At the Rocky Mountain Audio Fest in Denver earlier this month, I must have visited at least 100 demo rooms and booths. But DEQX impressed me more than any of the scores of headphones, speakers, and electronics I heard.

DEQX has been around a while; I first heard the technology in 2005, when it was incorporated into an NHT speaker system. But the company’s focus on two-channel audio and my general lack of enthusiasm for digital audio correction schemes have deterred me from giving it a more serious listen. I might have skipped the company’s room at RMAF, but happened to encounter DEQX’s public relations guy, Jonathan Scull, in the Bel Canto room right across the hall. I could hardly turn down his invitation to visit the DEQX room when it was just 20 feet away.

I have to confess that DEQX’s David Higginbottom’s initial pitch really hooked me. “You’re about to hear the best sound at the show and the worst sound at the show,” he claimed.

The company first demoed its latest digital audio processor, the $4,500 DEQX Mate, by using it with a pair of TOA paging speakers, paging speakers of course being notorious for bad sound. Yep, it was indeed the worst sound at the show, with no bass, harsh treble and blaring mids. When DEQX’s Alan Langford kicked in the DEQX Mate’s processing, though, the PA horns suddenly sounded like a decent pair of home speakers.

The demo was even more convincing when I heard the DEQX Mate’s effect on a pair of Gallo Reference 3.5 speakers. As I discovered when I measured Gallo’s Nucleus Reference Strada, the company’s hemicylindrical tweeter design delivers consistent horizontal dispersion but very uneven frequency response. I heard the same character in the Reference 3.5 — until the DEQX Mate’s processing kicked in. With DEQX, the unevenness in the treble disappeared, yet the speakers still had the super-detailed, hyper-spacious sound I loved in the Nucleus Reference Strada.

“One of our goals is that the processing is not supposed to rob any component of its sonic character,” Langford said.

What’s the secret? “This is not room correction, it’s speaker correction,” Langford explained. “The customers measure their speakers themselves — we provide the software and the dealer loans them a microphone. They move the speaker out into the room and measure it at 1 meter.” The reflections of the room are truncated from the measurement, and the resulting data is then used to create a correction algorithm for the speaker. The company can also run the process remotely for customers who prefer not to get so deep into their audio tech.

The system focuses on phase response, not frequency response. “We look for the frequency that arrives the slowest, then slow all the other frequencies down to compensate,” Langford said. “It’s a phase correction, but we do end up with flat frequency response that way.”

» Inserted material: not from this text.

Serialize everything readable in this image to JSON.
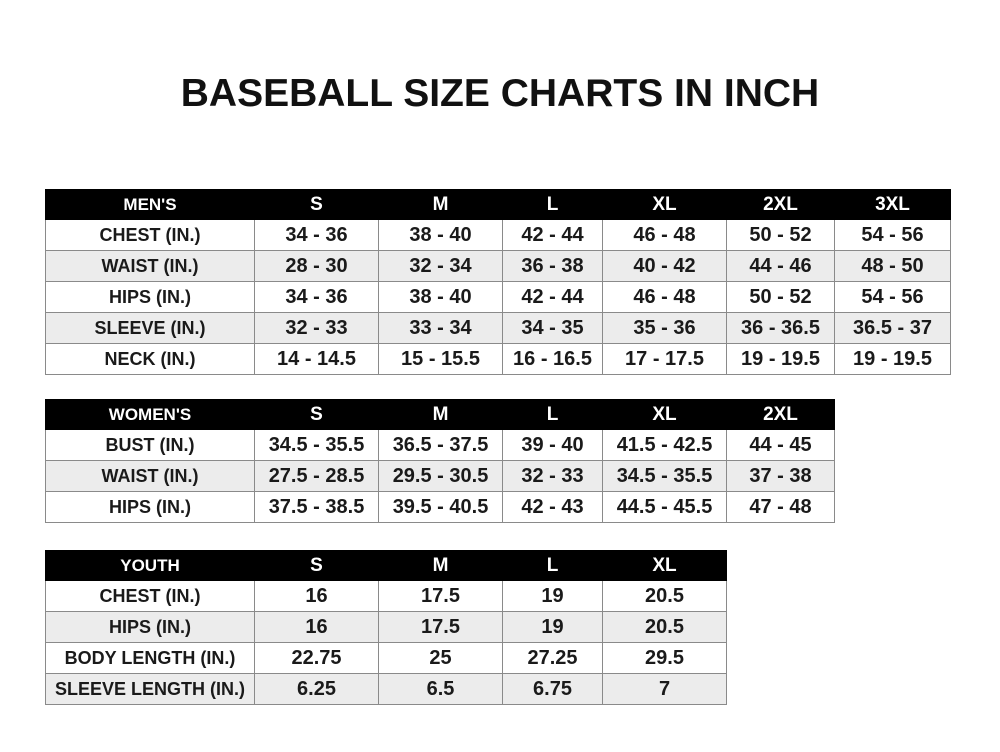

While the system isn’t designed for room correction per se, it does have parametric equalization that can be used for room correction. According to Langford, the company recommends using it only for frequencies below 500 Hz, where the effects of room modes are problematic and the EQ’s effects won’t change the system’s tonal character.

Yeah, $4,500 seems like a lot to spend for digital correction, especially when similar (although in my opinion, not as effective) technologies are found in many $500 A/V receivers. But at a show dominated by enthusiasts who think little of paying for the subtle difference a $5,000 digital-to-analog converter might deliver, the massive improvements that DEQX achieves make it feel like a bit of a bargain.